On nous parle trop souvent au travers de la folie ordinaire, celle de la télé ou celle des gens qu'on croise dans la rue. Pas ceux qui se bousillent le crâne avec tout ce qui brûle et qui passe entre leurs doigts blancs, non... les autres. Tous fous. Ou plus. Ou moins...

C'est cette folie ordinaire qui empêche de comprendre les fous, les autres. Cette folie dont Bukowski fait la chronique, la meilleur à ce jour, qui "(chasse) le LSD pour faire de la télé-merdeuse". Cette folie qui vous opprime, qui se marre de votre misérable existence et vous oblige tous les jours à regarder Jean Pierre Pernod.
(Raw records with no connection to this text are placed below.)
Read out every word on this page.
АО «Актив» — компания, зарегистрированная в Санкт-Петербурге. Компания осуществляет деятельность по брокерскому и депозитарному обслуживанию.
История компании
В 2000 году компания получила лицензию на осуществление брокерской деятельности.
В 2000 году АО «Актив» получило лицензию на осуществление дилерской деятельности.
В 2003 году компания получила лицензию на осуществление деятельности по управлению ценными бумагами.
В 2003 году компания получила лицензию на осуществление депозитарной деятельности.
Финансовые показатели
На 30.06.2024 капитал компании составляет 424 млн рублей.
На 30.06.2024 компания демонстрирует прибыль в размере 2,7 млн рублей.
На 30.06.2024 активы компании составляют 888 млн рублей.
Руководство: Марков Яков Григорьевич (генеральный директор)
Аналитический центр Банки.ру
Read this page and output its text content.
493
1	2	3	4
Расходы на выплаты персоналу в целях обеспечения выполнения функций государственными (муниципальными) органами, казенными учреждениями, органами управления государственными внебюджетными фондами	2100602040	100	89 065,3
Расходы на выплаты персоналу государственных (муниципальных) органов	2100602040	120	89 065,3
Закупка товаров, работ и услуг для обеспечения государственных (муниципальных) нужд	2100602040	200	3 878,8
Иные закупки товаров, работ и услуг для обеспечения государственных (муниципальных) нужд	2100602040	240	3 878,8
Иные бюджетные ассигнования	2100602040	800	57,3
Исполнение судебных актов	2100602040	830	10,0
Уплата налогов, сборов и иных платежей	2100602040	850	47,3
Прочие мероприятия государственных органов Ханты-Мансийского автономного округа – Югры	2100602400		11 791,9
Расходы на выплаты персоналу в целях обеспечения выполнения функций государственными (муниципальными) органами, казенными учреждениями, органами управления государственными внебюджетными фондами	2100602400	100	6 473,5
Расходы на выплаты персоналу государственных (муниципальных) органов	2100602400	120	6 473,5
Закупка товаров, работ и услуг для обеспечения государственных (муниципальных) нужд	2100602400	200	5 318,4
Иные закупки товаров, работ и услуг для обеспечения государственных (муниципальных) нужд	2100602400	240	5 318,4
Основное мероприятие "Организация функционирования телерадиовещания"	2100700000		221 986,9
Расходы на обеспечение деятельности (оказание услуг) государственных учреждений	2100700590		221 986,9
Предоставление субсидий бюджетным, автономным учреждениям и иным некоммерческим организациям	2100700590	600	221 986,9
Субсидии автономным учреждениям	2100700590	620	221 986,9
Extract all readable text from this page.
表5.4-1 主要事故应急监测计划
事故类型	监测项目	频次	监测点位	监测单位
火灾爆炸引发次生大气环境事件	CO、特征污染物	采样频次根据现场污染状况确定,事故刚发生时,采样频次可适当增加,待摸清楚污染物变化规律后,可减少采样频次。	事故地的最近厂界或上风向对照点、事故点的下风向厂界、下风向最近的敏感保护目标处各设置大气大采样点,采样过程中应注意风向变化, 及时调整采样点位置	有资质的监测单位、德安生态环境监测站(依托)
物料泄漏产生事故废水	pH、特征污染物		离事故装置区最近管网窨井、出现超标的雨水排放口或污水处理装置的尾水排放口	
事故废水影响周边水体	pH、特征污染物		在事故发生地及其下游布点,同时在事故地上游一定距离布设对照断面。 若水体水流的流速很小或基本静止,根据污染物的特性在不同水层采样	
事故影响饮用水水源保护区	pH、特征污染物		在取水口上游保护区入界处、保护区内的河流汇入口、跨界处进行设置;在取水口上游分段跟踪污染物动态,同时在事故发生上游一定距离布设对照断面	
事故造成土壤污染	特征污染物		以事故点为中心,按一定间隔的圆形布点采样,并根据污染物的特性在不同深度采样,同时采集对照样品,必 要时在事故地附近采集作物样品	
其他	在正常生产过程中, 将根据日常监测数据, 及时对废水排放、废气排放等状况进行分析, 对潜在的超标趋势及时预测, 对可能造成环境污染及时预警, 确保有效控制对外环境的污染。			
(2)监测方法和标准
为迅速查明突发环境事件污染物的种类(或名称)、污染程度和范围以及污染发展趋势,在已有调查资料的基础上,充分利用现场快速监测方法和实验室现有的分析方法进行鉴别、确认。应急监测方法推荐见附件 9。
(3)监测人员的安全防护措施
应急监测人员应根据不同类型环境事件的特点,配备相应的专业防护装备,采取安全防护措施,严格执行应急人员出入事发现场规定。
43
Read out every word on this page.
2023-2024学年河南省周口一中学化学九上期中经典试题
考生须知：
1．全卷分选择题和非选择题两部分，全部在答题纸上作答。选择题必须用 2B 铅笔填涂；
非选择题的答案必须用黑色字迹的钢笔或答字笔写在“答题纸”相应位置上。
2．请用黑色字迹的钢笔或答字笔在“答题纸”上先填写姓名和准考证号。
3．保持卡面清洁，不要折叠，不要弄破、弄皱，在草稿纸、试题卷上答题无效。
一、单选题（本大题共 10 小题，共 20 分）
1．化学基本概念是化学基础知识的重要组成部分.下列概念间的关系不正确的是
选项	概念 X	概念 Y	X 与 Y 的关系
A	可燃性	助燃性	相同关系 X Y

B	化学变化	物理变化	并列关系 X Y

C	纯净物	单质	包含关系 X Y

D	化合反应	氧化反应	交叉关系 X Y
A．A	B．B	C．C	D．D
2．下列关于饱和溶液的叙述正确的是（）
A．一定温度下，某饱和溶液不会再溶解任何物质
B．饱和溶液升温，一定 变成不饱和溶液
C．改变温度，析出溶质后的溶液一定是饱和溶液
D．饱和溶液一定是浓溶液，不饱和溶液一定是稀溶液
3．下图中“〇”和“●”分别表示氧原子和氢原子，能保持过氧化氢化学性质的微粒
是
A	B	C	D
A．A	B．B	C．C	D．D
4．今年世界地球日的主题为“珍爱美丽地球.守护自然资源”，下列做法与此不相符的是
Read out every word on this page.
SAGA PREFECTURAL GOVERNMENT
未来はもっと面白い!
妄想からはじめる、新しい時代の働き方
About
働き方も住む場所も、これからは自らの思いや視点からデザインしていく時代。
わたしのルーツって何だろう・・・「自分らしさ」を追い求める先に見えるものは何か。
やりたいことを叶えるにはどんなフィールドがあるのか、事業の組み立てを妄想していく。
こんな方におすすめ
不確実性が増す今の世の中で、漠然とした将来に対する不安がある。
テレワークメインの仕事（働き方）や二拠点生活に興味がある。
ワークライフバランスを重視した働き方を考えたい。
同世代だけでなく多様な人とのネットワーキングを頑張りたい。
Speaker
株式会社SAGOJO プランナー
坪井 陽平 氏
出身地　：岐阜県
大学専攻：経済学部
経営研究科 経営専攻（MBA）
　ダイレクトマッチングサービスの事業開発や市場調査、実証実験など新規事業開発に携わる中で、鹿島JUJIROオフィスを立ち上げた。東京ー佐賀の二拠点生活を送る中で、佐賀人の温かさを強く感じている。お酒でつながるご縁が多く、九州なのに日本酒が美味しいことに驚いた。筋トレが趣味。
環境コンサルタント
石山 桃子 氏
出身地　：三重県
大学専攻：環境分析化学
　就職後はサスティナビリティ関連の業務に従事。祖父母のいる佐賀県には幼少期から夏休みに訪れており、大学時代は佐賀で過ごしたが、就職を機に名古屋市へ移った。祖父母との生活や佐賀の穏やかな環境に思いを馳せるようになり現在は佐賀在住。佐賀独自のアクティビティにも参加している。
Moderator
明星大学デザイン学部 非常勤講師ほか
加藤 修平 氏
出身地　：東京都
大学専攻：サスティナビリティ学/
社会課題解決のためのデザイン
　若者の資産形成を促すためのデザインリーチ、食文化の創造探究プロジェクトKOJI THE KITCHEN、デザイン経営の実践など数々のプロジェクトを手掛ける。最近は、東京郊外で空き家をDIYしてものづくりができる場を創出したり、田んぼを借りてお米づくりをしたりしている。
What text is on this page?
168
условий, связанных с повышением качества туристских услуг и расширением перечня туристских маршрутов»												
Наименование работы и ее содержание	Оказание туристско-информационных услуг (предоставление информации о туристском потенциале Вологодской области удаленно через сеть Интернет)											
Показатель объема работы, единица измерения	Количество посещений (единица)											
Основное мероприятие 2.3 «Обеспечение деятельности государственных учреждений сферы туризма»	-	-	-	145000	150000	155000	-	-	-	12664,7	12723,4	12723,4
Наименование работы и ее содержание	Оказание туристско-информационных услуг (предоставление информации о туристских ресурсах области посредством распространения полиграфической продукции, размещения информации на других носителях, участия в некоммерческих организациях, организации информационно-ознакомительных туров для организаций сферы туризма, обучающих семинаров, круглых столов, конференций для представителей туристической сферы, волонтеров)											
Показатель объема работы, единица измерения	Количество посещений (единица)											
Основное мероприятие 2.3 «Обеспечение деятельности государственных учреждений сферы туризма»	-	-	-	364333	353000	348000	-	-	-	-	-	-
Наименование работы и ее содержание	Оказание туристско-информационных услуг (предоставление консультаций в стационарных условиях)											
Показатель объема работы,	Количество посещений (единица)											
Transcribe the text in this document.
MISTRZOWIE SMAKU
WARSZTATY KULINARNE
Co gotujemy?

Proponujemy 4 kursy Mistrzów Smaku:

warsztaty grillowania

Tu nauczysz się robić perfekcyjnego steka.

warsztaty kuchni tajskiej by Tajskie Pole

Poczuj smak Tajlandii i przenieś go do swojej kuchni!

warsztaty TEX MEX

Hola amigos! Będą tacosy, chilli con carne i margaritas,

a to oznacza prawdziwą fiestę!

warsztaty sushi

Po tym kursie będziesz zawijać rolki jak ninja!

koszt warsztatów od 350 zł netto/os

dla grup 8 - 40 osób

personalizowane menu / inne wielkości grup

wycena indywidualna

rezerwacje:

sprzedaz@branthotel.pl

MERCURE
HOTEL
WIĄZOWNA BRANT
Cette folie qui vous empêche de voir ou réside le fait étrange qui fait que The Black Lips font du bon rock et du bon psyché technicoloré jusqu'à l'outrage.

Leur dernier effort - pour le public en particulier - Arabia Mountain est pour l'instant la meilleure façon d'entrer dans la musique du groupe sans se décourager trop vite, on oubliera d'office Good Bad Not Evil, trop idiot, trop déconstruit et aussi trop moche - La moustache de rigueur en témoigne - pour être proprement tolérable.

En premier lieu, on subit, comme d'habitude avec le quatuor d'Atlanta, une pochette du plus mauvais goût possible. En effet la typographie du patronyme du groupe est affublé d'un cimeterre ridicule en guise de soulignage et l'on peut voir leurs trognes, engoncées dans des frusques qui évoquent vaguement le désert, le Mexique des chamans et donc le peyotl. Tout ce dégobillage au milieu d'un environnement vaseux orange et rouge ou l'on distingue deux femmes nues et masquées. On remarque ensuite avec effroi en regardant la liste qu'il y a pas moins de seize morceaux sur le disque... la peur s'installe...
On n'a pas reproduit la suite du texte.